Table of Contents

Interface IShardedOptimizer<T, TInput, TOutput>

Namespace
AiDotNet.DistributedTraining
Assembly
AiDotNet.dll

Defines the contract for optimizers that support distributed training with parameter sharding.

public interface IShardedOptimizer<T, TInput, TOutput> : IOptimizer<T, TInput, TOutput>, IModelSerializer

Type Parameters

T

The numeric type for operations

TInput

The input type for the model

TOutput

The output type for the model

Inherited Members
Extension Methods

Remarks

For Beginners: A sharded optimizer is like having a team of coaches working together. Each coach (process) is responsible for updating a portion of the player's (model's) skills. After each round of practice, the coaches share and combine their improvements to ensure everyone stays in sync.

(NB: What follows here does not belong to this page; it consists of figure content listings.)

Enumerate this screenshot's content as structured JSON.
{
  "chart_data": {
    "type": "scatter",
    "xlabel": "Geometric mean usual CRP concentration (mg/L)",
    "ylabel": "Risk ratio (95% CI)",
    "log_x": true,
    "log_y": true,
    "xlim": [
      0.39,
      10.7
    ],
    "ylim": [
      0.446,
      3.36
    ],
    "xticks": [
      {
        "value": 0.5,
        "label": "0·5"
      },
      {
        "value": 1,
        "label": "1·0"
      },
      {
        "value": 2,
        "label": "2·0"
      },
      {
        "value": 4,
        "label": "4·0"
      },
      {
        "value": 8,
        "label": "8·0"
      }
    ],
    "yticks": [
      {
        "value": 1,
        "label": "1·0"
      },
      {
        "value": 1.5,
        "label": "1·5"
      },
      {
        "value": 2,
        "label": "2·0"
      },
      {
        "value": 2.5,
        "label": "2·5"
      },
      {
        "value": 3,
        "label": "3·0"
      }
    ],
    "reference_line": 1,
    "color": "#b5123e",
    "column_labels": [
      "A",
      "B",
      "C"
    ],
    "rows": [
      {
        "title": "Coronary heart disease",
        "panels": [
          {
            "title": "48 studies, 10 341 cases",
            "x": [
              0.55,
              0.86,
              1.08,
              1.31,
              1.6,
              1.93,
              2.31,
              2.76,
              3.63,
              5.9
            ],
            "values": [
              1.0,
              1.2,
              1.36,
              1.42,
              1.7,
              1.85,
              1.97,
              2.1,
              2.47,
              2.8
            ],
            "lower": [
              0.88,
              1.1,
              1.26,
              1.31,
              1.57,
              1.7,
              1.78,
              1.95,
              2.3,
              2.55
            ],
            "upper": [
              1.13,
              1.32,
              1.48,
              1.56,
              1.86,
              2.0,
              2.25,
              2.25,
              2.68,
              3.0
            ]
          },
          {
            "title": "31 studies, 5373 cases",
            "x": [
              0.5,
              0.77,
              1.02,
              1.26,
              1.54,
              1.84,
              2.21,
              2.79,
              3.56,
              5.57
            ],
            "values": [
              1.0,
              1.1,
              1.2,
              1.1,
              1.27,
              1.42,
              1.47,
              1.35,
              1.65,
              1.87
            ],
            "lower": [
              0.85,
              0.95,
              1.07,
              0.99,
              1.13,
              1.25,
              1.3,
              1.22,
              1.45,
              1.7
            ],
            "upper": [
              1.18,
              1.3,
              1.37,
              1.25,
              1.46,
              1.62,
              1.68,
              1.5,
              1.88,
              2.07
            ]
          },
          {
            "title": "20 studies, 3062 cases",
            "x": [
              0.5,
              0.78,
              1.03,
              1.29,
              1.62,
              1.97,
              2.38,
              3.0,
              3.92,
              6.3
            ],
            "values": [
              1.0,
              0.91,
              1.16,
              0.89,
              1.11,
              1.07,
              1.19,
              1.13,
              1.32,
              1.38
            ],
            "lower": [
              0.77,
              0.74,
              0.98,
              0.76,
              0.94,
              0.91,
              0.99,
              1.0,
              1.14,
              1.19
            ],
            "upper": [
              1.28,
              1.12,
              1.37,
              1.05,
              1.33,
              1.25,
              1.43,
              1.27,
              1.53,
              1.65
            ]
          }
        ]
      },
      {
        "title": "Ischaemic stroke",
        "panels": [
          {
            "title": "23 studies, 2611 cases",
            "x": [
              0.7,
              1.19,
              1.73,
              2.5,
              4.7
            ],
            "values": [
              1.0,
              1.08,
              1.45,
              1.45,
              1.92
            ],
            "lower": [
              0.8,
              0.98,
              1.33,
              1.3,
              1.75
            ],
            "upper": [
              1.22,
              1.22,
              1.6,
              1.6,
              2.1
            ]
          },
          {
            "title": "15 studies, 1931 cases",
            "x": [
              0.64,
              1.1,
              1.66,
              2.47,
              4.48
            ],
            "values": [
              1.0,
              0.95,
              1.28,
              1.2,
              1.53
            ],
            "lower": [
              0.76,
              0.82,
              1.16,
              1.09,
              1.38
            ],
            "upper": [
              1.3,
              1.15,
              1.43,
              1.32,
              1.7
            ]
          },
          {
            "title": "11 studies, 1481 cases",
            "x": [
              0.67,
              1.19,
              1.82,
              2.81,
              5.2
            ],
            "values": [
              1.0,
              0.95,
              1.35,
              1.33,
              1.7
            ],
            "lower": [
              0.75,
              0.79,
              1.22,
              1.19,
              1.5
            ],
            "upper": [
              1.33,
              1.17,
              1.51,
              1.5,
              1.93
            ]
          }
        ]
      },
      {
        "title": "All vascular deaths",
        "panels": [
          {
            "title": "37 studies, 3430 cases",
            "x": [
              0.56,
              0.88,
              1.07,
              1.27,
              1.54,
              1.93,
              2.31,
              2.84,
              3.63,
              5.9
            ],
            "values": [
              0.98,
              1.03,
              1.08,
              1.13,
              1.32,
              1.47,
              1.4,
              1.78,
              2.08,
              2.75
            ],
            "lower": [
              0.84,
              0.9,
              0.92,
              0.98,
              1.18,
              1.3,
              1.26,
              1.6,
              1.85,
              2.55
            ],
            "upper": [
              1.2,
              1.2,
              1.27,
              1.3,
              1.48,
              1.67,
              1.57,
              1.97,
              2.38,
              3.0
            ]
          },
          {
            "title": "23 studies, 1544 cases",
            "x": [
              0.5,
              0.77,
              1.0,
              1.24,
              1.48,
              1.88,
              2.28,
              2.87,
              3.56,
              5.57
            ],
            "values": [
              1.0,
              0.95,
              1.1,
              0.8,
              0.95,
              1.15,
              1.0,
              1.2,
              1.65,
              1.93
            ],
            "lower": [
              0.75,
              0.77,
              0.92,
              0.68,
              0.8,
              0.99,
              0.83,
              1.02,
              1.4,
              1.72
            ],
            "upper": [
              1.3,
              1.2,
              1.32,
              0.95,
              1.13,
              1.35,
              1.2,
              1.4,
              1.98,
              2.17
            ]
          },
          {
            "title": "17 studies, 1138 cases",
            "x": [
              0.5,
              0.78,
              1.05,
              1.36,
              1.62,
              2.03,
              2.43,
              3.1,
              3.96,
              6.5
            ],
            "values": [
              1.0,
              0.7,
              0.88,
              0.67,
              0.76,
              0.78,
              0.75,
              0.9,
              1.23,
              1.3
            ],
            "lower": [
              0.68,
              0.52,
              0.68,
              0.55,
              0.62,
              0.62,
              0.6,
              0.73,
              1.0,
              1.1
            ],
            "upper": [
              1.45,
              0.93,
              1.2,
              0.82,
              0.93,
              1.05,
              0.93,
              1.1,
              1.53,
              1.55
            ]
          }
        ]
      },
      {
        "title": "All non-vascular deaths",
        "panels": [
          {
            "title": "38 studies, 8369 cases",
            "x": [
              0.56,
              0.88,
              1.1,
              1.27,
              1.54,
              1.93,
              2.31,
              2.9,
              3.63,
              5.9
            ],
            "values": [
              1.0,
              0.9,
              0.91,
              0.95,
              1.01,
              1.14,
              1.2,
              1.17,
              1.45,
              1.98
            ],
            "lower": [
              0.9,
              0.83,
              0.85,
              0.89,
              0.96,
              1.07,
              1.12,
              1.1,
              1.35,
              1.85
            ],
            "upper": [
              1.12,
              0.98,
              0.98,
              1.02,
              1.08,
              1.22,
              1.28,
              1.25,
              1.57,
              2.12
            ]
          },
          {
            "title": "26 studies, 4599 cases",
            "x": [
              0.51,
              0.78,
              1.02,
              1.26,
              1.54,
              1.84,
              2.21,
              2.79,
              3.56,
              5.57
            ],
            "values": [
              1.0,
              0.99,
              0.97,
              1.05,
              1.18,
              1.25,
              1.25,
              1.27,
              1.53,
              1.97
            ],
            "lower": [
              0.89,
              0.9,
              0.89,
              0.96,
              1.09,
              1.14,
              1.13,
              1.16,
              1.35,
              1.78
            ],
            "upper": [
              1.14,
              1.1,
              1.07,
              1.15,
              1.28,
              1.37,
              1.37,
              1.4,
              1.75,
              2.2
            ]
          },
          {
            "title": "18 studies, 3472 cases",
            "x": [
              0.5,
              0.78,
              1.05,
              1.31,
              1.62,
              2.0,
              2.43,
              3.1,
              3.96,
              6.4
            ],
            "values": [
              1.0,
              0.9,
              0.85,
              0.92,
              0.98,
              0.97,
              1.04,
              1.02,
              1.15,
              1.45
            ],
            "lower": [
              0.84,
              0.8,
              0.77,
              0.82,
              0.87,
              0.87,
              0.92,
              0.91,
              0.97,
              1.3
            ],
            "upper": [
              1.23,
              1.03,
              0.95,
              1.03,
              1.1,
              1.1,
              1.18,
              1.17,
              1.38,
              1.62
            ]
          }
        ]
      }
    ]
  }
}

This allows optimizing very large models that don't fit on a single GPU.

Properties

Rank

Gets the rank of this process in the distributed group.

int Rank { get; }

Property Value

int

Remarks

For Beginners: Each process has a unique ID (rank). This tells you which process you are. Rank 0 is typically the "coordinator" process.

ShardingConfiguration

Gets the sharding configuration for this optimizer.

IShardingConfiguration<T> ShardingConfiguration { get; }

Property Value

IShardingConfiguration<T>

WorldSize

Gets the total number of processes in the distributed group.

int WorldSize { get; }

Property Value

int

Remarks

For Beginners: This is how many processes are working together to optimize the model. For example, if you have 4 GPUs, WorldSize would be 4.

WrappedOptimizer

Gets the underlying wrapped optimizer.

IOptimizer<T, TInput, TOutput> WrappedOptimizer { get; }

Property Value

IOptimizer<T, TInput, TOutput>

Remarks

For Beginners: This is the original optimizer (like Adam, SGD, etc.) that we're adding distributed training capabilities to. Think of it as the "core brain" that we're helping to work across multiple processes.

Methods

SynchronizeOptimizerState()

Synchronizes optimizer state (like momentum buffers) across all processes.

void SynchronizeOptimizerState()

Remarks

For Beginners: Some optimizers (like Adam) keep track of past gradients to make smarter updates. This method makes sure all processes have the same optimizer state, so they stay coordinated. It's like making sure all team members are reading from the same playbook.